Marx a affiné son analyse de l’internationalisation à partir de sa critique de la thèse de Ricardo sur les «avantages comparatifs». Il a montré que les inégalités qui prévalent dans les échanges internationaux sont de nature structurelle. C’est pourquoi il a rejeté toute perspective de convergence harmonieuse entre pays ainsi que les schémas d’ajustement spontané aux caractéristiques des concurrents. Cette approche a permis à Marx de remarquer qu’au niveau international les rémunérations sont plus élevées pour les travaux dont la productivité est supérieure. C’est donc dès le début du capitalisme que Marx a su identifier certains éléments des explications ultérieures des écarts dans les termes de l’échange.

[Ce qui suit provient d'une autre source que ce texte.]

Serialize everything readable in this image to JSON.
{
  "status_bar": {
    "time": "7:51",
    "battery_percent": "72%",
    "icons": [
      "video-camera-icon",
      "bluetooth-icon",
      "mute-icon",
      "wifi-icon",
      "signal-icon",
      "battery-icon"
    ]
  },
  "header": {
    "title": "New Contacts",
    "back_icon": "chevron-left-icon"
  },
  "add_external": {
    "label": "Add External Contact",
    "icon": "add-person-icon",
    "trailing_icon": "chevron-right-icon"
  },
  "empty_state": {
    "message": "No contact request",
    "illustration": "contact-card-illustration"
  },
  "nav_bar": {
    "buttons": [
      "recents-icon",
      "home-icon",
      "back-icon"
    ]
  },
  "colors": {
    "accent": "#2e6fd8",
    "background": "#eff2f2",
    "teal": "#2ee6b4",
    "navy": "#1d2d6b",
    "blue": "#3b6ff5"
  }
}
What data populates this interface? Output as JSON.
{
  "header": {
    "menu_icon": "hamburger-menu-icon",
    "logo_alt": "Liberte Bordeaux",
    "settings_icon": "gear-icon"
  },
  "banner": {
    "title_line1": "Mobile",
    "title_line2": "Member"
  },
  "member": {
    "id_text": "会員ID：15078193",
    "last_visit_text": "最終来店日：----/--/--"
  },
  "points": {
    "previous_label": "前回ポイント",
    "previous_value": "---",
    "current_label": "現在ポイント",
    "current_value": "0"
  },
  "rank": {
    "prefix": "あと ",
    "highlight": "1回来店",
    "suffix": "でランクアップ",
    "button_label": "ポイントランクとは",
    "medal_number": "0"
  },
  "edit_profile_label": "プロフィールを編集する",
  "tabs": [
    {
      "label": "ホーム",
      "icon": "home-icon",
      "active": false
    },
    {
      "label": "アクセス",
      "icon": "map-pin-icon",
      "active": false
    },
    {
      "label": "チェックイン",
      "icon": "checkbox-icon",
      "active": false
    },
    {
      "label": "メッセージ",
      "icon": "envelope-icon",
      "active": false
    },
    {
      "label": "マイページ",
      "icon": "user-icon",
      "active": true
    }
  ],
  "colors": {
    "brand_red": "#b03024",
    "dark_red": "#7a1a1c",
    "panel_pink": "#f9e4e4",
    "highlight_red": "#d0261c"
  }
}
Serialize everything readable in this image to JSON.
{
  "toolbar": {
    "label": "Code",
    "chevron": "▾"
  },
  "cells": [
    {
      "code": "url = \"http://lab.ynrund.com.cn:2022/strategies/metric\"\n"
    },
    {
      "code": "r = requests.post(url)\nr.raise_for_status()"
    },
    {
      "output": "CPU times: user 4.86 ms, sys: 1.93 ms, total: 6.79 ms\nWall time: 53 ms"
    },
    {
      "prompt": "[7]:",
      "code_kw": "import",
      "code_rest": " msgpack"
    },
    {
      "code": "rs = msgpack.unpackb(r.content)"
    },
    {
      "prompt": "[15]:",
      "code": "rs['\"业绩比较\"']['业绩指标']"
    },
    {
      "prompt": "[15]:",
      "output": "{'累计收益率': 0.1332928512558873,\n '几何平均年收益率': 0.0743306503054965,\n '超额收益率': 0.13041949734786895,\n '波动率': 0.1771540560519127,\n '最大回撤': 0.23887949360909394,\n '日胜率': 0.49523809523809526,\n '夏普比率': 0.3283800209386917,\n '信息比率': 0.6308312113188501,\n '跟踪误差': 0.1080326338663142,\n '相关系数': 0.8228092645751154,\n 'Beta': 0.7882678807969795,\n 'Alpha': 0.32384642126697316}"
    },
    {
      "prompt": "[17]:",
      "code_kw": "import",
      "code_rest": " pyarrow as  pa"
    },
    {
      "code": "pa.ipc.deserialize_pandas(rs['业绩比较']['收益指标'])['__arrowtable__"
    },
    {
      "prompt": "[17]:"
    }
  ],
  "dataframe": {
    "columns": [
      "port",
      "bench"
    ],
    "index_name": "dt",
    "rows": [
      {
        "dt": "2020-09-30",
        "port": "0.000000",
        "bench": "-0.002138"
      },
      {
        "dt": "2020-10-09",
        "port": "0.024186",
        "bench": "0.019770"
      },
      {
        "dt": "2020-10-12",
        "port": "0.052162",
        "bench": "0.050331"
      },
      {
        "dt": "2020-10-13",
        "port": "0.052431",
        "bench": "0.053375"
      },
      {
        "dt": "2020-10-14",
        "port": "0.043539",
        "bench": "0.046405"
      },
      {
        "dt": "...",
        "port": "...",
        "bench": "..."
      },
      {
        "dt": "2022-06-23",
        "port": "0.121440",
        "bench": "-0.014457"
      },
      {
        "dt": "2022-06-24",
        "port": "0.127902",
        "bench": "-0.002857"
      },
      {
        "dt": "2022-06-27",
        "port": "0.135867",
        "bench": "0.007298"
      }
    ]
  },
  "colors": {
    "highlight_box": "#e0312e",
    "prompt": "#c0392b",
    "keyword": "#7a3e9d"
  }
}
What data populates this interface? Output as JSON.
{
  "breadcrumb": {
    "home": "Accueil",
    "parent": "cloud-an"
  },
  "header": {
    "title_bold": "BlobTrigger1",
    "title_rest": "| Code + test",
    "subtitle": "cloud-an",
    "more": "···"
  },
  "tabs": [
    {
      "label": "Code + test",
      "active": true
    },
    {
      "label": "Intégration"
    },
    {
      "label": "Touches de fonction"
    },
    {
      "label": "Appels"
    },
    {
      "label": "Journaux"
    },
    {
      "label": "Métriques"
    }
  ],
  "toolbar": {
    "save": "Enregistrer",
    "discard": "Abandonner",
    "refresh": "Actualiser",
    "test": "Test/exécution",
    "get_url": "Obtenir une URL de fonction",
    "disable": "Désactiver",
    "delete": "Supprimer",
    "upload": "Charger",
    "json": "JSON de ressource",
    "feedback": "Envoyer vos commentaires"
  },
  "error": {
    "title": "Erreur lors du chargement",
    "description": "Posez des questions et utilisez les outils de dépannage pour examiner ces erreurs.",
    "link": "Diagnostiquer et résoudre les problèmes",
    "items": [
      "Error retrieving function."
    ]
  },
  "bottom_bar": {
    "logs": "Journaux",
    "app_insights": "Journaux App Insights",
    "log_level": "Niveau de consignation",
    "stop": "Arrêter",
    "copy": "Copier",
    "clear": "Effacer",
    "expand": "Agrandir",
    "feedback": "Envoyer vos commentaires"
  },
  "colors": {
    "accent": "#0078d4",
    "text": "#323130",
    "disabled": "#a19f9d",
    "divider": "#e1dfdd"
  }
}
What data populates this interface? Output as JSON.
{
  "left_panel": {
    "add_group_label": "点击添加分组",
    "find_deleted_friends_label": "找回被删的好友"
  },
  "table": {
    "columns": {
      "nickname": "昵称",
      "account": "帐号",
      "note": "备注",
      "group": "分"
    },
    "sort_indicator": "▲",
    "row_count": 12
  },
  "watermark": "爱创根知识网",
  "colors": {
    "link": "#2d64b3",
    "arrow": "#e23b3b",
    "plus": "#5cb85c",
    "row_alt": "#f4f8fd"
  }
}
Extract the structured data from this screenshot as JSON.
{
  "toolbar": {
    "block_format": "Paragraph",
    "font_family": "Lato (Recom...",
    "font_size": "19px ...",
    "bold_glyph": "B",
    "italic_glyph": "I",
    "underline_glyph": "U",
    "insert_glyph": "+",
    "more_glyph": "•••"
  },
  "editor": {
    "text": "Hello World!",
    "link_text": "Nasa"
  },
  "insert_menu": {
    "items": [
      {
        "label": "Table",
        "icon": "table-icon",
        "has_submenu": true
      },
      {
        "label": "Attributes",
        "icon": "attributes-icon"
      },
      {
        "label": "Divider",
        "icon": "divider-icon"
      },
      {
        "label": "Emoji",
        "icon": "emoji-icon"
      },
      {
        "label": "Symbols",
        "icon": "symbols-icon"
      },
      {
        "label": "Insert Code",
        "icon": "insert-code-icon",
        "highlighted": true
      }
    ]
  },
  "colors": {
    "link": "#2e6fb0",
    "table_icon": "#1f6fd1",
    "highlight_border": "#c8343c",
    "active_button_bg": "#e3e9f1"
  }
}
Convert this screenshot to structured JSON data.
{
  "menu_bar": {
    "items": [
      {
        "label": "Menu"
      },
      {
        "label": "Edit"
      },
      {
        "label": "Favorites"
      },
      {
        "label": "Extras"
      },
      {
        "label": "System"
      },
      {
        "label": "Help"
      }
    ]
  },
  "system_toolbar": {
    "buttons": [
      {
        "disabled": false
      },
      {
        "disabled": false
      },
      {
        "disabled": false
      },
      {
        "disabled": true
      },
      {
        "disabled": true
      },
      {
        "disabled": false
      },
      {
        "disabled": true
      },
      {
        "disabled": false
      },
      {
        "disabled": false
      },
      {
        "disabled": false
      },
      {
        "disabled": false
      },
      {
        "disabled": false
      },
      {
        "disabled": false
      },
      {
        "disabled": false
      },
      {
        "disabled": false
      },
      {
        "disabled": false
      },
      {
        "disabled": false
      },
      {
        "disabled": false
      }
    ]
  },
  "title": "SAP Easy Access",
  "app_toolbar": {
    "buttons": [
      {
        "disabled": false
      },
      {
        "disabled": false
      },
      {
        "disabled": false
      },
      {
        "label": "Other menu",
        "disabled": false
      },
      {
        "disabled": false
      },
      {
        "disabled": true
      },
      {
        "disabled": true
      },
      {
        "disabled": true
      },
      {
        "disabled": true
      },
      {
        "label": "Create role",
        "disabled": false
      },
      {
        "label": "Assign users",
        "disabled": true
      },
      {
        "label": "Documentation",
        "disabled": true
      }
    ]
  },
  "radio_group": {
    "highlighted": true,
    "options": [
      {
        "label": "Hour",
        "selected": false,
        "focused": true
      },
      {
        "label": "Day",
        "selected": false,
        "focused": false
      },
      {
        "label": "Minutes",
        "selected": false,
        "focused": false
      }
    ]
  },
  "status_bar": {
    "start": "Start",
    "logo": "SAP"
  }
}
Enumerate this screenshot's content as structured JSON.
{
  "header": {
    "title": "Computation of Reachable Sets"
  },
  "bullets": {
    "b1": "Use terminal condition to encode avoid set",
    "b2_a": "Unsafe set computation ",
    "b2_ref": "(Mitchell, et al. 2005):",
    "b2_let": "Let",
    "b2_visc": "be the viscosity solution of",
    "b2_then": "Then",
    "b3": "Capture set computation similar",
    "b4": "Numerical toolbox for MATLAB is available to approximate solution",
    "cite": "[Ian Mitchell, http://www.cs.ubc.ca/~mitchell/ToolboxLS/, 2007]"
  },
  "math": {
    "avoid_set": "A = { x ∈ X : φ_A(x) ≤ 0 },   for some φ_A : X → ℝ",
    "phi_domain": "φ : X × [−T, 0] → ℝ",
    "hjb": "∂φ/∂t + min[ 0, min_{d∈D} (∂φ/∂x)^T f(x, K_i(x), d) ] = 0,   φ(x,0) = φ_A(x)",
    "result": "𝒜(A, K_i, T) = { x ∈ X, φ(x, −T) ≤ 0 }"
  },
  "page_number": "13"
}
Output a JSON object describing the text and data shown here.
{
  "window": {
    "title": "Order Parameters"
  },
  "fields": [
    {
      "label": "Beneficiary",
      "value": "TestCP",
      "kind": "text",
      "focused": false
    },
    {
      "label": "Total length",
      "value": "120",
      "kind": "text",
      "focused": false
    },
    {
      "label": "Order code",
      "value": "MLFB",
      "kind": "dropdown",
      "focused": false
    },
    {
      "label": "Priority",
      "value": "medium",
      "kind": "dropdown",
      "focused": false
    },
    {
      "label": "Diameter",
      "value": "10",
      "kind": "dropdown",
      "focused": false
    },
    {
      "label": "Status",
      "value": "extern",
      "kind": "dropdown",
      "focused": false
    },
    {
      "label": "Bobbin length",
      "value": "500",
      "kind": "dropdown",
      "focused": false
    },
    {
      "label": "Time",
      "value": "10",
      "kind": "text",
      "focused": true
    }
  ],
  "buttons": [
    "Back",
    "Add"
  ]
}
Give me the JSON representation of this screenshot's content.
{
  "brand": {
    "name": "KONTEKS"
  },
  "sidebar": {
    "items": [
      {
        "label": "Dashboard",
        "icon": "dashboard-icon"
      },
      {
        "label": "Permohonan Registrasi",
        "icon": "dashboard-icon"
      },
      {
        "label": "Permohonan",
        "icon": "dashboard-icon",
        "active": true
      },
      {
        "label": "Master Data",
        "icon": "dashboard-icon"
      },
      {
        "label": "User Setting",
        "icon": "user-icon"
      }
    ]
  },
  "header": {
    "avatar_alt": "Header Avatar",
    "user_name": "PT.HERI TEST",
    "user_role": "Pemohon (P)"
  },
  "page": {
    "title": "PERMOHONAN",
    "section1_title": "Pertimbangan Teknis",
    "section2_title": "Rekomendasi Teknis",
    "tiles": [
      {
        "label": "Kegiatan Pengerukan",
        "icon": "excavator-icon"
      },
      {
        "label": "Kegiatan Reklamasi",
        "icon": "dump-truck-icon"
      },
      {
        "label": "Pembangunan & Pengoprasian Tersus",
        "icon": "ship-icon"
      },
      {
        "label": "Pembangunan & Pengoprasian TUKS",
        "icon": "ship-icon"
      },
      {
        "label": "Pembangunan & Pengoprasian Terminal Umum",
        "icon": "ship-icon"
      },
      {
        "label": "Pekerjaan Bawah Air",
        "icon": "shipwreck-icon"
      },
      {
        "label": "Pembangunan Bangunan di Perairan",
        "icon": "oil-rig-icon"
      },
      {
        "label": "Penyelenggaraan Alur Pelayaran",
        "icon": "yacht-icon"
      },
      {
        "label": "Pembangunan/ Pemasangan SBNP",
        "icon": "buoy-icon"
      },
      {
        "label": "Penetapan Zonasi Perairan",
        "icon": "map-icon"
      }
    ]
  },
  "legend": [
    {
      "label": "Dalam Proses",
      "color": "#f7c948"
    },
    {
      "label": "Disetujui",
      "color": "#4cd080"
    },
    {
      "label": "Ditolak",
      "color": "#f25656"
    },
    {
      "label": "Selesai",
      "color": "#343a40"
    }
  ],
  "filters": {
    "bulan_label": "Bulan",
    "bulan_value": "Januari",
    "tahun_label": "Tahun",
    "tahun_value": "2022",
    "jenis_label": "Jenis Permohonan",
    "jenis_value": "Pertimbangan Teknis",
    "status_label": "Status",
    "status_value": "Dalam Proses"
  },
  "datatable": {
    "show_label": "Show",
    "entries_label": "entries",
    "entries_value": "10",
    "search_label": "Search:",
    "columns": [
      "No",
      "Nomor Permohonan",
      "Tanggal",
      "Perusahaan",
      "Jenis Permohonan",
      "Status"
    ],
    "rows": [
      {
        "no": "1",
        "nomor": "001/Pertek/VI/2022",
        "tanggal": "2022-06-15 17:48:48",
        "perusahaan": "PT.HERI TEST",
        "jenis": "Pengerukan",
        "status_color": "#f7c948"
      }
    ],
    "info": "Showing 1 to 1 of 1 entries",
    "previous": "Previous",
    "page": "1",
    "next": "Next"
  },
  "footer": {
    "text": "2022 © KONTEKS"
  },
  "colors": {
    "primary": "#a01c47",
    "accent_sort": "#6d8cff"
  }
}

Le théoricien allemand a également observé la longue liste des désajustements engendrés par l’expansion capitaliste au-delà des frontières nationales. Il a enregistré les fractures de plus en plus profondes que ce processus provoque à l’échelle mondiale. Mais Le Capital a étudié cette dynamique dans des contextes nationaux spécifiques, en décrivant l’évolution des salaires, des prix et des investissements dans différentes économies. Il a notamment détaillé cette dynamique à propos du développement industriel de l’Angleterre.
La lecture de Marx invite par conséquent à concevoir la mondialisation contemporaine comme une tendance dominante qui coexiste avec des logiques nationales d’accumulation du capital, de telle sorte que les deux processus fonctionnent de manière combinée.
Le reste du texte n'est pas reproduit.